His discourse gives those who live around indigenous lands the right to practice violence without any sort of accountability. Those who invade indigenous lands and kill our people will be esteemed. He represents an institutionalization of genocide in Brazil.
We will resist his hate by protesting in the streets and by filing lawsuits, despite the fact that the courts have unfortunately not fulfilled their duty to uphold our constitutional rights. We will fight as we have for the last 518 years, waging resistance to guarantee our existence.
Alessandra Korap Munduruku, Coordinator of the Munduruku people’s Pariri Association:
We are very worried. We Munduruku people need our land to be titled. When the President says he will not title one centimeter of indigenous land, it hurts those of us who have long fought to defend our territories from the invasion of loggers and miners. When he talks of ending the ability of [environmental enforcement agency] IBAMA to issue [environmental] fines and prohibits federal police from accompanying their inspection actions we suffer and are scared to even leave our homes.
When the president says he will end human rights, what will happen to us? We cannot be held hostage by fear. We indigenous peoples in the movement need to think of everyone because our struggle is for everyone. We cannot retreat from this challenge but only advance.
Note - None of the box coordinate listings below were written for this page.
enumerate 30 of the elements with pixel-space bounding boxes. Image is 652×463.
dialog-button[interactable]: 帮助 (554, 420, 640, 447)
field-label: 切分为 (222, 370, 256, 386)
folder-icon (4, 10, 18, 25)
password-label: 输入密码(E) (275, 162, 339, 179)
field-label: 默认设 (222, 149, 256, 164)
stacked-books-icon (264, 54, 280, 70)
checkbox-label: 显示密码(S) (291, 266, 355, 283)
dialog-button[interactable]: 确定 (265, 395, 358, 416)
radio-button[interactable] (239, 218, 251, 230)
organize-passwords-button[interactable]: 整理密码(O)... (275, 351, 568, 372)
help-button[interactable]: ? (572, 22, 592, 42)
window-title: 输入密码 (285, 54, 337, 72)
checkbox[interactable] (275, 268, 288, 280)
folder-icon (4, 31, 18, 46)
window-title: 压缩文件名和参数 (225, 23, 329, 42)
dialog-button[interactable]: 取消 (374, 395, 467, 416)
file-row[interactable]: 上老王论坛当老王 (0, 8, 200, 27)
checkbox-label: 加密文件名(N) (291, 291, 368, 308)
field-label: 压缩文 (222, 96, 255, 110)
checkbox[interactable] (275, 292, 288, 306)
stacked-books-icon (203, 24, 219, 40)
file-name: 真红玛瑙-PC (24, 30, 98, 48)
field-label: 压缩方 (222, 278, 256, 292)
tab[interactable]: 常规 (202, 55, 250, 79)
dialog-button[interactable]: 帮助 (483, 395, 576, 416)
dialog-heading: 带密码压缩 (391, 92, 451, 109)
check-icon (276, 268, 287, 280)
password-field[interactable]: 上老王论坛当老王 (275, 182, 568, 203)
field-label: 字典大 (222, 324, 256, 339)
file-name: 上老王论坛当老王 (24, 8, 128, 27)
We must walk together to defend the Amazon, and Mother Earth who is calling for help.
Sônia Guajajara, former Coordinator of Brazil’s Association of Indigenous Peoples (APIB) and vice-presidential candidate for the PSOL party:
The destructive agenda announced by Jair Bolsonaro is highly aggressive to all those who struggle for justice, especially for the most vulnerable population. We indigenous people have resisted for 518 years to overcome the colonial structure and we will continue to be resolute in our struggle for our right to exist as original peoples. Our work to demarcate our territories will continue to be urgent and we will not desist. This is our struggle!
Luiz Eloy Terena, lawyer for Brazil’s Association of Indigenous Peoples (APIB), said
In following this election one thing we’ve noted, from the declarations of many indigenous leaders, is that our struggle continues. Indigenous peoples and traditional communities have lived in this resistance for a long [time]. For many years, I’ve monitored the encampments of the Guaraní-Kaiowá and Terena peoples who face violence [on a daily basis] from farmers and their armed agents, who disrespect their rights and can attack at any moment.
For us indigenous peoples this election represents a continuity of our struggle and encourages us to do what we have always done in defense of democracy and our rights. Today, these rights appear more threatened in every space, from our villages to our cities to our institutions.
We understand that this was an electoral process where people voted [Bolsonaro] into power. But he is not simply a presidential candidate. He sharply represents the profile of the majority of Brazilians who see in him their own representation. His discourse of racism, sexism, and violence is very prevalent in the people and especially relates to indigenous peoples, which they do not accept.